A non-transitory computer-readable medium storing code for data evaluation via LLMs (LLMs) is described. The code may include instructions executable by one or more processors to obtain, via a first user interface, a set of data within an interactive data table, the interactive data table including a set of multiple fields and the set of multiple fields including a set of multiple data records from the set of data, receive a set of instructions for evaluation of the set of data within the interactive data table by an LLM, the set of instructions including an indication of one or more fields of the set of multiple fields and an output format, evaluate, via the LLM and in accordance with the set of instructions for the evaluation, a subset of data of the set of data within the interactive data table, the subset of data being associated with the one or more fields of the interactive data table indicated via the set of instructions, and obtain, from the LLM and based on the evaluation, a set of output data within the output format indicated via the set of instructions for the evaluation.

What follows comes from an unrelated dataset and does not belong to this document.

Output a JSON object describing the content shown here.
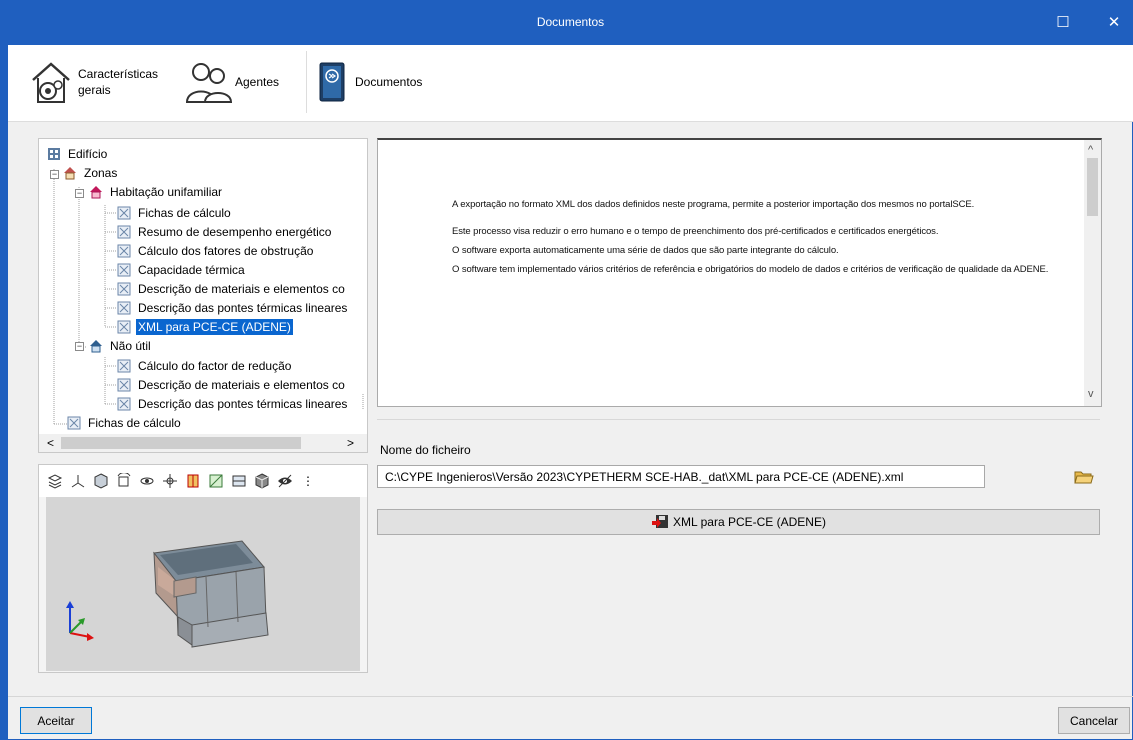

Some examples of the method, apparatus, and non-transitory computer-readable medium described herein may further include operations, features, means, or instructions for obtaining, from one or more user inputs or from the LLM, an evaluation of the set of output data based on the set of output data from the LLM.

In some examples of the method, apparatus, and non-transitory computer-readable medium described herein, obtaining the set of output data may include operations, features, means, or instructions for displaying, via the first user interface, the set of output data within an output field of the set of multiple fields of the interactive data table.

In some examples of the method, apparatus, and non-transitory computer-readable medium described herein, obtaining the set of data may include operations, features, means, or instructions for obtaining, via the first user interface, the set of data from a first user, from the LLM, or both.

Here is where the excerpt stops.